Addressing imperatives
Liveability, sustainability, resilience and equity. Cities pursuing these goals must give much greater consideration to the nature that underlies the urban fabric and, by extension, the fabric of people’s lives. This means working across all sectors and spheres of government to identify and protect the critical natural capital. It means curbing unsustainable urban sprawl and ensuring that future urban growth steers well clear of protected areas. It means enhancing the efficiency of urban consumption and production while tackling pollution and toxicity. It means improving the design of the built environment to support rich assemblages of native wildlife as a complement to protected area populations.
Pioneering city leaders already know this. They recognise the competitive advantage that investments in nature will bring. The successful and prosperous cities of the future will look and feel different.
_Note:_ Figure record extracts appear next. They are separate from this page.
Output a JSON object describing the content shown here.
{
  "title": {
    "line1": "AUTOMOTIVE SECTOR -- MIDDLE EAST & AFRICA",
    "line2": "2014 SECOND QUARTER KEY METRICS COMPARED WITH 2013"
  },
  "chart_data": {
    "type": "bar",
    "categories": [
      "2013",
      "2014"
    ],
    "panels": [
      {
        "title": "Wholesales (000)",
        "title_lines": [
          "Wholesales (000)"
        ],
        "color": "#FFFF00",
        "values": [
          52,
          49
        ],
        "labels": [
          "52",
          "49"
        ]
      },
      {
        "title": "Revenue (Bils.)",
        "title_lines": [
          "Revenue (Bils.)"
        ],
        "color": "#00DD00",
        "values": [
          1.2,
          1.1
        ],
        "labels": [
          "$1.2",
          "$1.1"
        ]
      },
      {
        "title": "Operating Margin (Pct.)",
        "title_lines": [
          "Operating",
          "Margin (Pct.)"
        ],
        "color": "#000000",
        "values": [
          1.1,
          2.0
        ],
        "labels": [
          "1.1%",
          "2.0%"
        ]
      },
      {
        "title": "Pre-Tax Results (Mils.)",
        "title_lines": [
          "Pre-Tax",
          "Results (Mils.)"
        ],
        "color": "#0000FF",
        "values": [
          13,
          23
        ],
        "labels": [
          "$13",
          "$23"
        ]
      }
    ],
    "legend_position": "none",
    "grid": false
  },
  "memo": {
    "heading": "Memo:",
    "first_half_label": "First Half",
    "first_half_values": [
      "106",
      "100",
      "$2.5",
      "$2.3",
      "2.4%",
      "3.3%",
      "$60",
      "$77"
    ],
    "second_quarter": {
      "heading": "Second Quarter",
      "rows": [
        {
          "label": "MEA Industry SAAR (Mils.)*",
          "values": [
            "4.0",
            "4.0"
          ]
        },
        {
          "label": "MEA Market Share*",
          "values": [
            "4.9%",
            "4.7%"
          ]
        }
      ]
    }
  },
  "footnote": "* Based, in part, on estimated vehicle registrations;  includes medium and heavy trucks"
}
They will be richer in nature generally, but they will also contain vitally important natural and semi-natural habitats where wildlife can thrive, and where busy urban people can find solace, joy and fortitude.
References
Balmford A, Green JMH, Anderson M, Beresford J, Huang C, Naidoo R, et al. (2015) Walk on the Wild Side: Estimating the Global Magnitude of Visits to Protected Areas. PLoS Biology 13(2):e1002074.
Department of Environment, Food and Rural Affairs (2019) Government to mandate ‘biodiversity net gain’. Available: https://deframedia.blog.gov.uk/2019/03/13/government-to-mandate-biodiversity-net-gain/ [accessed 20 March 2020].
International Union for Conservation of Nature (2008) Protected Areas. Available at: https://www.iucn.org/theme/protected-areas/about [accessed 20 March 2020].
International Union for the Conservation of Nature (2014) Urban protected areas: profiles and best practice guidelines. IUCN: Gland.
McDonald RI, Forman RTT, Kareiva P, Neugarten R, Salzer D and Fisher J (2009) Urban effects, distance, and protected areas in an urbanizing world. Landscape and Urban Planning 93(1):63-75.
Oh HJ, Lee CE (2016) An Exploratory Study on the Value Preservation of Bukhansan National Park. J. Glob. 12(2):29-41.
Teisl MF, O’Brien K (2003) Who cares and who acts? Outdoor recreationists exhibit different levels of environmentalism. Environ Behav 35(4):506–522.
The Nature Conservancy (2018) Nature in the Urban Century: A global assessment of where and how to conserve nature for biodiversity and human wellbeing. TNC: Arlington.